Стихи

Стихи

* * *

Останемся дома, где свет и вода,

тепло и посуда,

где книги и сеть, и уже никогда

не выйдем отсюда.

 

Скрипят половицы, и чашек парад —

отрада для взора,

мычаньем и свистом отвечу не в лад

паркету, фарфору.

 

Я по телевизору видел китов

на плоском экране,

последний француз, их Жак-Ив Кусто

искал в океане,

 

у них ультразвук, у меня интернет —

поет ноосфера,

и смерти в ней нет, таков с ней завет

пасхальная вера.

 

Не выйду из дома, коралла полип

в скелете из гипса…

предшественник вышел — и что же? погиб,

а я теперь вписан.

 

 

* * *

Кто их клеил друг на друга, слой за слоем?

Обдираю со стены обои.

И мне грустно думать отчего-то,

как невзрачна прежняя работа.

Слой за слоем… что за люди жили тут?

Что за светоч скрашивал их труд?

Как их жизнь прошла меж этих стен?

Сколько было на веку их перемен?

 

Здесь отходит, а вот здесь сгони пузырь.

Слушаюсь! — Сам знаешь, егозы

на минуты не оставить же, ну Саш,

как-нибудь доклей без нас, домажь.

 

Вот доклеили и рады делу рук,

сели чай пить.
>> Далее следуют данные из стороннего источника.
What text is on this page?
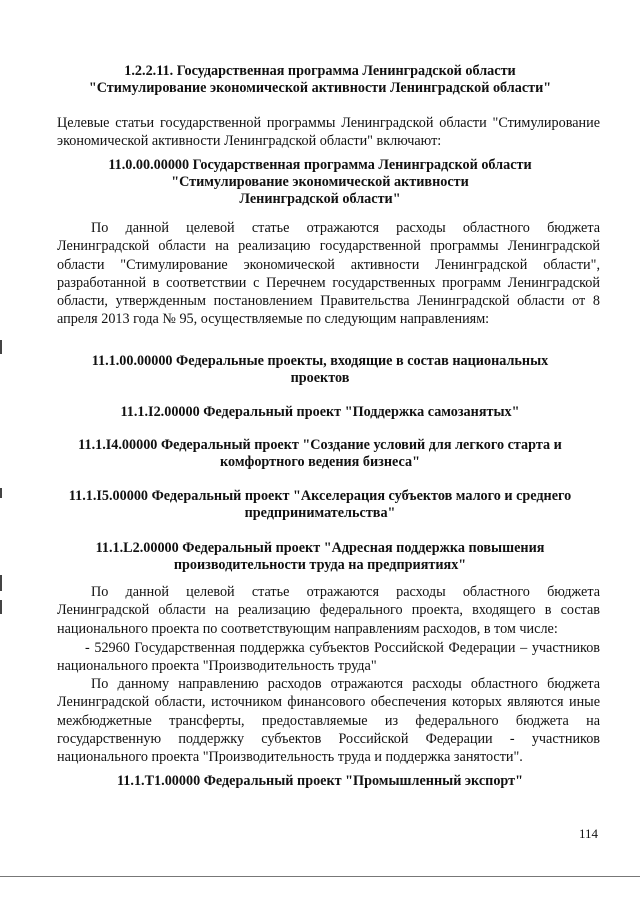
1.2.2.11. Государственная программа Ленинградской области
"Стимулирование экономической активности Ленинградской области"
Целевые статьи государственной программы Ленинградской области "Стимулирование экономической активности Ленинградской области" включают:
11.0.00.00000 Государственная программа Ленинградской области
"Стимулирование экономической активности
Ленинградской области"
По данной целевой статье отражаются расходы областного бюджета Ленинградской области на реализацию государственной программы Ленинградской области "Стимулирование экономической активности Ленинградской области", разработанной в соответствии с Перечнем государственных программ Ленинградской области, утвержденным постановлением Правительства Ленинградской области от 8 апреля 2013 года № 95, осуществляемые по следующим направлениям:
11.1.00.00000 Федеральные проекты, входящие в состав национальных
проектов
11.1.I2.00000 Федеральный проект "Поддержка самозанятых"
11.1.I4.00000 Федеральный проект "Создание условий для легкого старта и
комфортного ведения бизнеса"
11.1.I5.00000 Федеральный проект "Акселерация субъектов малого и среднего
предпринимательства"
11.1.L2.00000 Федеральный проект "Адресная поддержка повышения
производительности труда на предприятиях"
По данной целевой статье отражаются расходы областного бюджета Ленинградской области на реализацию федерального проекта, входящего в состав национального проекта по соответствующим направлениям расходов, в том числе:
- 52960 Государственная поддержка субъектов Российской Федерации – участников национального проекта "Производительность труда"
По данному направлению расходов отражаются расходы областного бюджета Ленинградской области, источником финансового обеспечения которых являются иные межбюджетные трансферты, предоставляемые из федерального бюджета на государственную поддержку субъектов Российской Федерации - участников национального проекта "Производительность труда и поддержка занятости".
11.1.T1.00000 Федеральный проект "Промышленный экспорт"
114
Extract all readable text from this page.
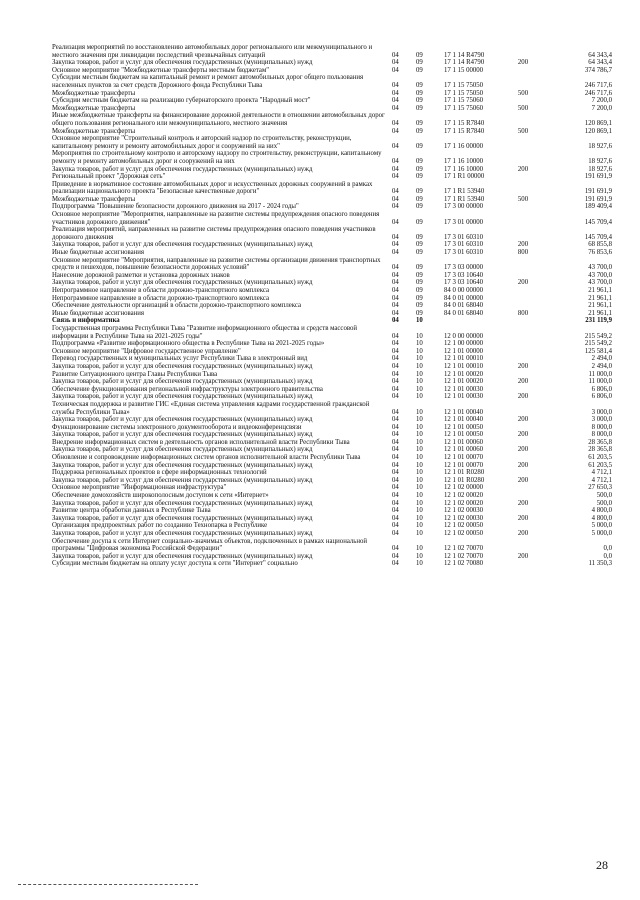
Реализация мероприятий по восстановлению автомобильных дорог регионального или межмуниципального и местного значения при ликвидации последствий чрезвычайных ситуаций	04	09	17 1 14 R4790		64 343,4
Закупка товаров, работ и услуг для обеспечения государственных (муниципальных) нужд	04	09	17 1 14 R4790	200	64 343,4
Основное мероприятие "Межбюджетные трансферты местным бюджетам"	04	09	17 1 15 00000		374 786,7
Субсидии местным бюджетам на капитальный ремонт и ремонт автомобильных дорог общего пользования населенных пунктов за счет средств Дорожного фонда Республики Тыва	04	09	17 1 15 75050		246 717,6
Межбюджетные трансферты	04	09	17 1 15 75050	500	246 717,6
Субсидии местным бюджетам на реализацию губернаторского проекта "Народный мост"	04	09	17 1 15 75060		7 200,0
Межбюджетные трансферты	04	09	17 1 15 75060	500	7 200,0
Иные межбюджетные трансферты на финансирование дорожной деятельности в отношении автомобильных дорог общего пользования регионального или межмуниципального, местного значения	04	09	17 1 15 R7840		120 869,1
Межбюджетные трансферты	04	09	17 1 15 R7840	500	120 869,1
Основное мероприятие "Строительный контроль и авторский надзор по строительству, реконструкции, капитальному ремонту и ремонту автомобильных дорог и сооружений на них"	04	09	17 1 16 00000		18 927,6
Мероприятия по строительному контролю и авторскому надзору по строительству, реконструкции, капитальному ремонту и ремонту автомобильных дорог и сооружений на них	04	09	17 1 16 10000		18 927,6
Закупка товаров, работ и услуг для обеспечения государственных (муниципальных) нужд	04	09	17 1 16 10000	200	18 927,6
Региональный проект "Дорожная сеть"	04	09	17 1 R1 00000		191 691,9
Приведение в нормативное состояние автомобильных дорог и искусственных дорожных сооружений в рамках реализации национального проекта "Безопасные качественные дороги"	04	09	17 1 R1 53940		191 691,9
Межбюджетные трансферты	04	09	17 1 R1 53940	500	191 691,9
Подпрограмма "Повышение безопасности дорожного движения на 2017 - 2024 годы"	04	09	17 3 00 00000		189 409,4
Основное мероприятие "Мероприятия, направленные на развитие системы предупреждения опасного поведения участников дорожного движения"	04	09	17 3 01 00000		145 709,4
Реализация мероприятий, направленных на развитие системы предупреждения опасного поведения участников дорожного движения	04	09	17 3 01 60310		145 709,4
Закупка товаров, работ и услуг для обеспечения государственных (муниципальных) нужд	04	09	17 3 01 60310	200	68 855,8
Иные бюджетные ассигнования	04	09	17 3 01 60310	800	76 853,6
Основное мероприятие "Мероприятия, направленные на развитие системы организации движения транспортных средств и пешеходов, повышение безопасности дорожных условий"	04	09	17 3 03 00000		43 700,0
Нанесение дорожной разметки и установка дорожных знаков	04	09	17 3 03 10640		43 700,0
Закупка товаров, работ и услуг для обеспечения государственных (муниципальных) нужд	04	09	17 3 03 10640	200	43 700,0
Непрограммное направление в области дорожно-транспортного комплекса	04	09	84 0 00 00000		21 961,1
Непрограммное направление в области дорожно-транспортного комплекса	04	09	84 0 01 00000		21 961,1
Обеспечение деятельности организаций в области дорожно-транспортного комплекса	04	09	84 0 01 68040		21 961,1
Иные бюджетные ассигнования	04	09	84 0 01 68040	800	21 961,1
Связь и информатика	04	10			231 119,9
Государственная программа Республики Тыва "Развитие информационного общества и средств массовой информации в Республике Тыва на 2021-2025 годы"	04	10	12 0 00 00000		215 549,2
Подпрограмма «Развитие информационного общества в Республике Тыва на 2021-2025 годы»	04	10	12 1 00 00000		215 549,2
Основное мероприятие "Цифровое государственное управление"	04	10	12 1 01 00000		125 581,4
Перевод государственных и муниципальных услуг Республики Тыва в электронный вид	04	10	12 1 01 00010		2 494,0
Закупка товаров, работ и услуг для обеспечения государственных (муниципальных) нужд	04	10	12 1 01 00010	200	2 494,0
Развитие Ситуационного центра Главы Республики Тыва	04	10	12 1 01 00020		11 000,0
Закупка товаров, работ и услуг для обеспечения государственных (муниципальных) нужд	04	10	12 1 01 00020	200	11 000,0
Обеспечение функционирования региональной инфраструктуры электронного правительства	04	10	12 1 01 00030		6 806,0
Закупка товаров, работ и услуг для обеспечения государственных (муниципальных) нужд	04	10	12 1 01 00030	200	6 806,0
Техническая поддержка и развитие ГИС «Единая система управления кадрами государственной гражданской службы Республики Тыва»	04	10	12 1 01 00040		3 000,0
Закупка товаров, работ и услуг для обеспечения государственных (муниципальных) нужд	04	10	12 1 01 00040	200	3 000,0
Функционирование системы электронного документооборота и видеоконференцсвязи	04	10	12 1 01 00050		8 000,0
Закупка товаров, работ и услуг для обеспечения государственных (муниципальных) нужд	04	10	12 1 01 00050	200	8 000,0
Внедрение информационных систем в деятельность органов исполнительной власти Республики Тыва	04	10	12 1 01 00060		28 365,8
Закупка товаров, работ и услуг для обеспечения государственных (муниципальных) нужд	04	10	12 1 01 00060	200	28 365,8
Обновление и сопровождение информационных систем органов исполнительной власти Республики Тыва	04	10	12 1 01 00070		61 203,5
Закупка товаров, работ и услуг для обеспечения государственных (муниципальных) нужд	04	10	12 1 01 00070	200	61 203,5
Поддержка региональных проектов в сфере информационных технологий	04	10	12 1 01 R0280		4 712,1
Закупка товаров, работ и услуг для обеспечения государственных (муниципальных) нужд	04	10	12 1 01 R0280	200	4 712,1
Основное мероприятие "Информационная инфраструктура"	04	10	12 1 02 00000		27 650,3
Обеспечение домохозяйств широкополосным доступом к сети «Интернет»	04	10	12 1 02 00020		500,0
Закупка товаров, работ и услуг для обеспечения государственных (муниципальных) нужд	04	10	12 1 02 00020	200	500,0
Развитие центра обработки данных в Республике Тыва	04	10	12 1 02 00030		4 800,0
Закупка товаров, работ и услуг для обеспечения государственных (муниципальных) нужд	04	10	12 1 02 00030	200	4 800,0
Организация предпроектных работ по созданию Технопарка в Республике	04	10	12 1 02 00050		5 000,0
Закупка товаров, работ и услуг для обеспечения государственных (муниципальных) нужд	04	10	12 1 02 00050	200	5 000,0
Обеспечение досупа к сети Интернет социально-значимых объектов, подключенных в рамках национальной программы "Цифровая экономика Российской Федерации"	04	10	12 1 02 70070		0,0
Закупка товаров, работ и услуг для обеспечения государственных (муниципальных) нужд	04	10	12 1 02 70070	200	0,0
Субсидии местным бюджетам на оплату услуг доступа к сети "Интернет" социально	04	10	12 1 02 70080		11 350,3
28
Плещутся вокруг

их надежды, будто в солнечной воде

рыбки юркие. И не бывать беде.

Не бывать ей, не бывать ей никогда,

а бумага пожелтеет за года:

надо бы на кухне подновить…

Жизнь сгорела, как вольфрама нить

в лампочке от резкого скачка

напряжения, а линзы, что в очках,

слишком круто преломляют свет.

Жизнь проходит, смысла в этом нет.

Оттого-то грустно мне сдирать

старые обои, как тетрадь

с прописями детскими листать,

прежний почерк свой не узнавать.

 

 

* * *

Дочке в школе прочитать задали,

да вот маюсь и не знаю, надо ли:

прочитаешь много — поседеешь рано…

ай у нас дома ни библии, ни корана,

ни маркса, ни ленина, ни упанишад.

Там наверху и без как-нибудь порешат,

а мы, кума, ни в бога, ни в черта, ни в азбуку морзе,

но, вишь, старшенький умер от передоза,

так уж в этот раз думаю — не прочесть ли?
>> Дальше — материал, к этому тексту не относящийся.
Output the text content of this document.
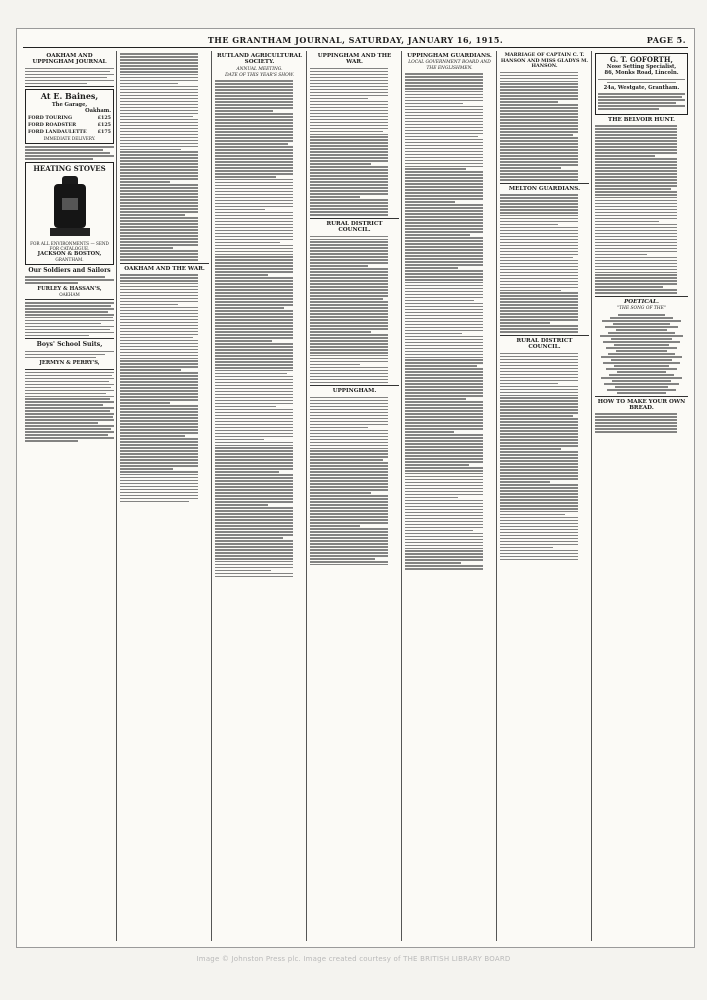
THE GRANTHAM JOURNAL, SATURDAY, JANUARY 16, 1915.	PAGE 5.
OAKHAM AND UPPINGHAM JOURNAL
At E. Baines,
The Garage,
Oakham.
FORD TOURING	£125
FORD ROADSTER	£125
FORD LANDAULETTE £175
IMMEDIATE DELIVERY.
HEATING STOVES
FOR ALL ENVIRONMENTS — SEND FOR CATALOGUE.
JACKSON & BOSTON,
GRANTHAM.
Our Soldiers and Sailors
FURLEY & HASSAN'S,
OAKHAM
Boys' School Suits,
JERMYN & PERRY'S,
OAKHAM AND THE WAR.
RUTLAND AGRICULTURAL SOCIETY.
ANNUAL MEETING.
DATE OF THIS YEAR'S SHOW.
UPPINGHAM AND THE WAR.
RURAL DISTRICT COUNCIL.
UPPINGHAM.
UPPINGHAM GUARDIANS.
LOCAL GOVERNMENT BOARD AND THE ENGLISHMEN.
MARRIAGE OF CAPTAIN C. T. HANSON AND MISS GLADYS M. HANSON.
MELTON GUARDIANS.
RURAL DISTRICT COUNCIL.
G. T. GOFORTH,
Nose Setting Specialist,
86, Monks Road, Lincoln.
24a, Westgate, Grantham.
THE BELVOIR HUNT.
POETICAL.
"THE SONG OF THE"
HOW TO MAKE YOUR OWN BREAD.
Image © Johnston Press plc. Image created courtesy of THE BRITISH LIBRARY BOARD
вот бы младшей жить раз не в почести, так по чести,

так что ты дай-ка с полочки мне, кума,

горюшка, горюшка от ума.

 

 

* * *

Там, где на ерики и рукава

распадается русло большой реки,

где астраханская татарва

от набегов пряталась в тростники,

 

где встрепенуть бы птиц, всполошить бы птиц —

не осталось бы синего лоскута:

мелководье и рыба — из всех столиц

самая сытая — там у пернатых, там.

 

Там, по этой путанице проток,

шлепая редко веслами по воде,

плыл научный сотрудник, задумчив и одинок.

Мошкара роилась и путалась в бороде.

 

Он оставит весла, посмотрит на стайку рыб,

что проносится мимо, металлом впотьмах горя,

поглядит, сощурясь, на ту из воздушных глыб,

что качается в чае закатного янтаря,

 

отхлебнет из термоса, и, комара согнав,

подналяжет на весла, лодку отправит в путь.
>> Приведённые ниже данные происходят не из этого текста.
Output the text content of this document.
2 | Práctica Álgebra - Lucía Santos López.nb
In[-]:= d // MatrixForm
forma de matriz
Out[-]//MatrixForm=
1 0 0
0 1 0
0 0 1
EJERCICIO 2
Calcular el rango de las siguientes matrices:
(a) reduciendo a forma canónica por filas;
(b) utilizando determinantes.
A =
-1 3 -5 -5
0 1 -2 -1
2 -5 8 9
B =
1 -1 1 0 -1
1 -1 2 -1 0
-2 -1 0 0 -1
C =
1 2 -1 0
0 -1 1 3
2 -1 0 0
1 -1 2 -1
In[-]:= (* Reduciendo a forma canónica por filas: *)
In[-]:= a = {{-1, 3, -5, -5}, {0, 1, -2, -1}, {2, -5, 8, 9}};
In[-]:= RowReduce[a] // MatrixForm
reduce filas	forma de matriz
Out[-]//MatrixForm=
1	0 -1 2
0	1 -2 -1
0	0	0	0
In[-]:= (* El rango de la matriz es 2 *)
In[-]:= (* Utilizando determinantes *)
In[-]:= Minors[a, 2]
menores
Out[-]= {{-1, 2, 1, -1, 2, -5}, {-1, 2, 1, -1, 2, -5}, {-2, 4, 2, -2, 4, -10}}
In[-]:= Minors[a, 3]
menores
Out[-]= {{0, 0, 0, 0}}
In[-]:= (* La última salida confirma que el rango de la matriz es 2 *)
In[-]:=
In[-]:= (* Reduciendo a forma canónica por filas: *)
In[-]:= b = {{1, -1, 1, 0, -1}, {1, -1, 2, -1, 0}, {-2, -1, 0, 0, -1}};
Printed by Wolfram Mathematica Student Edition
Среди заводей, омутов, ериков и канав

плыл ученый, со дна поднимая речную муть.

 

И покуда сумерек загустевал кисель,

колотушкой он квокал, булькал, плескал хвостом —

потаенной подлодкой, с трудом избегая мель,

на поверхности показался огромный сом.

 

Говорил ему человек: — Ты живешь впотьмах,

триста лет промышляешь молодняком, икрой…

Расскажи мне, рыба, тебе еще ведом страх?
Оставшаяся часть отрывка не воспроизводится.